Because “carbon credit” prices for the elimination of harmful gases are scaled according to their degree of awfulness, the plants in question are being paid $100,000 for every tonne of HFC-23 they destroy.  As a point of comparison, the commercial retail price for R-22 bought in bulk is about $6.00 per pound, or about $13,200 per metric tonne.  Presumably the manufacturer gets less than this for the raw product.

The carbon credit program has, in effect, made the harmful byproduct seven times as valuable as the beneficial main product.

You can guess the rest.  It seems that the plant managers have been ‘tweaking the pot’ to produce excess HFC-23, because - thanks to the carbon credit scheme - producing the undesirable byproduct of their production process and then destroying it immediately is earning them vastly greater amounts of money than producing the product the plant is actually designed to be making.  According to the AP piece, “The evidence is overwhelming that manufacturers are creating excess HFC-23 simply to destroy it and earn carbon credits.”

When you’re trying to modify human behaviour, you have to look very closely at the incentive structures you’re creating.  People are driven by self-interest.  If you make it more lucrative for them to produce noxious waste than to produce useful product, chances are you’re going to get a lot less useful product, and a lot more noxious waste.  We really need to keep a close eye on chemical production facilities, especially in countries where government oversight and regulatory controls are rather more lax than they are in North America.

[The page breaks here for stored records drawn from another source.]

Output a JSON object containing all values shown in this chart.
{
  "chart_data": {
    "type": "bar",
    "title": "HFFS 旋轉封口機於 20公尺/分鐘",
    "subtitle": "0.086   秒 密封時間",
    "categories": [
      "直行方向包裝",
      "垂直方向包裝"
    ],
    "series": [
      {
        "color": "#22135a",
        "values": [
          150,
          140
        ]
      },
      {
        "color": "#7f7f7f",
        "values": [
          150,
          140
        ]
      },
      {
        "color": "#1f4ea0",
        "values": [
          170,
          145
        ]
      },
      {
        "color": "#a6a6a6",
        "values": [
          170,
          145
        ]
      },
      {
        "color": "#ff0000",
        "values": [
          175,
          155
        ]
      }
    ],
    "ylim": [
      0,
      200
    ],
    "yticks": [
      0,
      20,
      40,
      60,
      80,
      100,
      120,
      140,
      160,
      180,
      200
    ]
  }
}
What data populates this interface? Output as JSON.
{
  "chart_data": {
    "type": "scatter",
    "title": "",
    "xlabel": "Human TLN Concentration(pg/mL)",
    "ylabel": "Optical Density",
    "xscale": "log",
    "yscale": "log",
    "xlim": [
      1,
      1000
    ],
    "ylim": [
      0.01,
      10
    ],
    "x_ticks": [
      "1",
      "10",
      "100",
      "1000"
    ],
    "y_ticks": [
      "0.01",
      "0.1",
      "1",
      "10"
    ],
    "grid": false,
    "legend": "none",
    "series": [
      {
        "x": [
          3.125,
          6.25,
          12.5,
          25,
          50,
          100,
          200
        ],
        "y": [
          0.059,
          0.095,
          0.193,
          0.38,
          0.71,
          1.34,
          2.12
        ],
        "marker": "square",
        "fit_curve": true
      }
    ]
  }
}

There's a bit of a happy epilogue to the concentraiton problem.  The OPCW member states solved the “low concentration limits” problem for Schedule 2A (Amiton and PFIB) and 2A* (BZ) chemicals last December at the 14th Session of the Conference of States Parties, declaring that declarations would not be required for plants producing Schedule 2 chemicals in solutions of 1% or less concentration, or for plants producing such chemicals in concentrations between 1% and 10%, provided that the total quantity produced is less than the relevant verification thresholds specified in Para 12 of Part VII of the Verification Annex (C-14/DEC.4 dated 2 December 2009). 

And there was much rejoicing.

//Don//

NOTES

(1) Obligatory caveat: S1A(7) is Saxitoxin, a biological toxin produced by a marine dinoflagellate.  Although the US attempted to weaponize it in the 1950s, it DOES have an important commercial use.  Very small (i.e., milligram) quantities are used in diagnosing paralytic shellfish poisoning.  The importance of being able to move small quantities of Saxitoxin around on short notice for medical purposes was the impetus behind Canada’s request, early in the Convention’s history, for a Technical Change to the Convention, inserting Paragraph 5bis into Part VI, Section B of the Verification Annex, in order to exempt quantities of Saxitoxin in amounts less than 5 milligrams from the requirement for 30-day advance notification of the impending transfer of a Schedule 1 chemical.